Research Description

Synthesis, isolation, characterization and use: Our research group at Dalhousie is absorbed with synthetic chemistry based around the naturally occurring polypyrrolic framework. Our synthetic chemistry background and experience encompass: natural products isolation and synthesis; design, synthesis and evaluation of new molecular systems with enriched optical and photochemical properties; manipulations of and new routes towards pyrrole- and dipyrrin-containing frameworks and complexes; and the construction of macromolecules via self-assembly and through the painstaking step-wise formation of covalent bonds. The photochemical properties of many of the systems that the Thompson groups designs facilitate applications in materials and biomolecular sciences, e.g. sensors, tags, photodynamic therapy/inactivation. The Thompson group is involved in several collaborations where researchers with expertise in other disciplines provide insight that complements our synthetic expertise. Such associations provide trainees with opportunities across a wide variety of research areas and demonstrate that organic and natural products chemistry is key to many areas of science. A synergistic yet entirely separate program investigates medicinal aspects of tripyrrolic prodigiosin-based frameworks. 

Dipyrrinato complexes: The Thompson group develops synthetic methods that advance the utility of the dipyrrolic dipyrrinato construct. Boron complexes of dipyrrins are known as BODIPYs, and are applied as fluorescent tags/dyes in molecular biology, with increasing use in electronic materials and emerging nanotechnologies. Our group develops enabling synthetic methodology that allows the synthesis of new dipyrrinato ligands and complexes featuring previously-unattainable substituents and thereby exhibiting novel and enhanced electronic properties. Invited talks include Gordon, ACS, International Porphyrin and Phthalocyanine Conferences. We pioneered Cl-BODIPYs, a new genre of BODIPYs designed to be facile to substitute at boron, thus expanding the repertoire of BODIPYs in photophysical and biochemical/tagging applications. We developed unprecedented methodology to remove and/or amend the –BF2 moiety of F-BODIPYs, thus enabling new photophysical applications. We synthesized and characterized the parent (unsubstituted) dipyrrin, despite its inherent instability and claims by others that this compound was elusive. We developed a quantitative-yielding bench-top route to F-BODIPYs that requires neither special apparatus nor anhydrous solvents. We developed a probe to evaluate ligand donicity of dipyrrins and aza-dipyrrins. we developed pyrrolide-based Ru(II) trials that exhibit unprecedented light: dark toxicity profiles. Our invited article in Chemical Reviews, Advances in the Chemistry of Dipyrrins and their Complexes (ChemRev2007, 107, 1831-1861), was described by reviewers as a “truly outstanding, landmark review” and a “fine, timely and important review”. This review remains a go-to resource in the field, as demonstrated by continued citation (more than 600 citations March 2021). According to the Web of ScienceTM, as of March 2015 (and ongoing to the present time), this highly cited paper receives enough citations to place it in the top 1% of its academic field based on thresholds for the field and publication year, demonstrating the lasting impact of our contribution to this area.

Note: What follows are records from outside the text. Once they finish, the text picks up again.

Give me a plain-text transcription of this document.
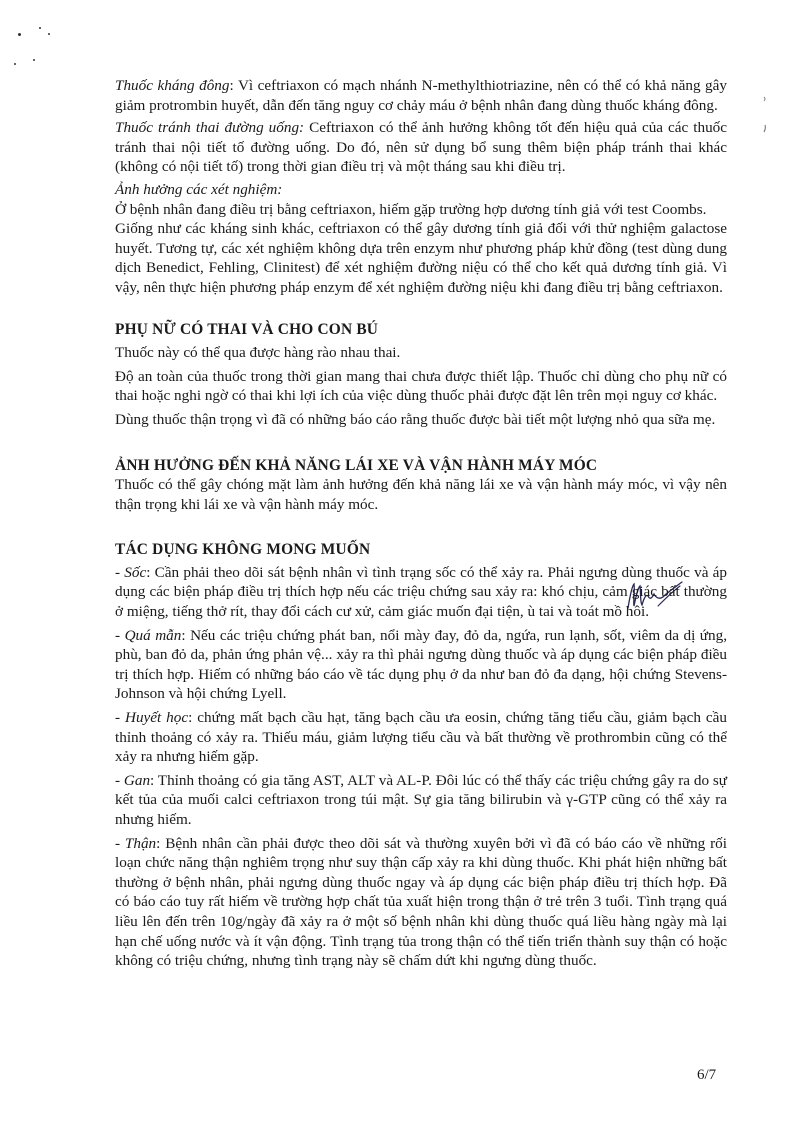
Thuốc kháng đông: Vì ceftriaxon có mạch nhánh N-methylthiotriazine, nên có thể có khả năng gây giảm protrombin huyết, dẫn đến tăng nguy cơ chảy máu ở bệnh nhân đang dùng thuốc kháng đông.

Thuốc tránh thai đường uống: Ceftriaxon có thể ảnh hưởng không tốt đến hiệu quả của các thuốc tránh thai nội tiết tố đường uống. Do đó, nên sử dụng bổ sung thêm biện pháp tránh thai khác (không có nội tiết tố) trong thời gian điều trị và một tháng sau khi điều trị.

Ảnh hưởng các xét nghiệm:

Ở bệnh nhân đang điều trị bằng ceftriaxon, hiếm gặp trường hợp dương tính giả với test Coombs.

Giống như các kháng sinh khác, ceftriaxon có thể gây dương tính giả đối với thử nghiệm galactose huyết. Tương tự, các xét nghiệm không dựa trên enzym như phương pháp khử đồng (test dùng dung dịch Benedict, Fehling, Clinitest) để xét nghiệm đường niệu có thể cho kết quả dương tính giả. Vì vậy, nên thực hiện phương pháp enzym để xét nghiệm đường niệu khi đang điều trị bằng ceftriaxon.

PHỤ NỮ CÓ THAI VÀ CHO CON BÚ

Thuốc này có thể qua được hàng rào nhau thai.

Độ an toàn của thuốc trong thời gian mang thai chưa được thiết lập. Thuốc chỉ dùng cho phụ nữ có thai hoặc nghi ngờ có thai khi lợi ích của việc dùng thuốc phải được đặt lên trên mọi nguy cơ khác.

Dùng thuốc thận trọng vì đã có những báo cáo rằng thuốc được bài tiết một lượng nhỏ qua sữa mẹ.

ẢNH HƯỞNG ĐẾN KHẢ NĂNG LÁI XE VÀ VẬN HÀNH MÁY MÓC

Thuốc có thể gây chóng mặt làm ảnh hưởng đến khả năng lái xe và vận hành máy móc, vì vậy nên thận trọng khi lái xe và vận hành máy móc.

TÁC DỤNG KHÔNG MONG MUỐN

- Sốc: Cần phải theo dõi sát bệnh nhân vì tình trạng sốc có thể xảy ra. Phải ngưng dùng thuốc và áp dụng các biện pháp điều trị thích hợp nếu các triệu chứng sau xảy ra: khó chịu, cảm giác bất thường ở miệng, tiếng thở rít, thay đổi cách cư xử, cảm giác muốn đại tiện, ù tai và toát mồ hôi.

- Quá mẫn: Nếu các triệu chứng phát ban, nổi mày đay, đỏ da, ngứa, run lạnh, sốt, viêm da dị ứng, phù, ban đỏ da, phản ứng phản vệ... xảy ra thì phải ngưng dùng thuốc và áp dụng các biện pháp điều trị thích hợp. Hiếm có những báo cáo về tác dụng phụ ở da như ban đỏ đa dạng, hội chứng Stevens-Johnson và hội chứng Lyell.

- Huyết học: chứng mất bạch cầu hạt, tăng bạch cầu ưa eosin, chứng tăng tiểu cầu, giảm bạch cầu thỉnh thoảng có xảy ra. Thiếu máu, giảm lượng tiểu cầu và bất thường về prothrombin cũng có thể xảy ra nhưng hiếm gặp.

- Gan: Thỉnh thoảng có gia tăng AST, ALT và AL-P. Đôi lúc có thể thấy các triệu chứng gây ra do sự kết tủa của muối calci ceftriaxon trong túi mật. Sự gia tăng bilirubin và γ-GTP cũng có thể xảy ra nhưng hiếm.

- Thận: Bệnh nhân cần phải được theo dõi sát và thường xuyên bởi vì đã có báo cáo về những rối loạn chức năng thận nghiêm trọng như suy thận cấp xảy ra khi dùng thuốc. Khi phát hiện những bất thường ở bệnh nhân, phải ngưng dùng thuốc ngay và áp dụng các biện pháp điều trị thích hợp. Đã có báo cáo tuy rất hiếm về trường hợp chất tủa xuất hiện trong thận ở trẻ trên 3 tuổi. Tình trạng quá liều lên đến trên 10g/ngày đã xảy ra ở một số bệnh nhân khi dùng thuốc quá liều hàng ngày mà lại hạn chế uống nước và ít vận động. Tình trạng tủa trong thận có thể tiến triển thành suy thận có hoặc không có triệu chứng, nhưng tình trạng này sẽ chấm dứt khi ngưng dùng thuốc.

6/7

Natural product-derived prodigiosenes: The Thompson group is an expert in the synthesis of derivatives of the natural product prodigiosin, drawing upon our organic chemistry expertise. One of our designs is a lead compound for breast cancer and leukemia, following impressive in-vivo hollow fibre assays and toxicity profiles in mice. Other analogues are antimalarials and/or antimicrobials. We collaborate extensively to evaluate activity and build structure activity relationships, to guide us in the design and synthesis of variants with improved and more selective activities. 

Development of new synthetic methods: We design and develop synthetic methods to efficiently prepare needed functionalities and structural frameworks. As examples, we developed: a route to new annulated bis(pyrrole)s with skeletons akin to natural product indolic analogues; a chemoselective route to ester debenzylation; a thiono-ester route to protected pyrrole; and synthetic strategies utilizing the rich chemistry of sulfur to temper the nucleophilicity of pyrroles.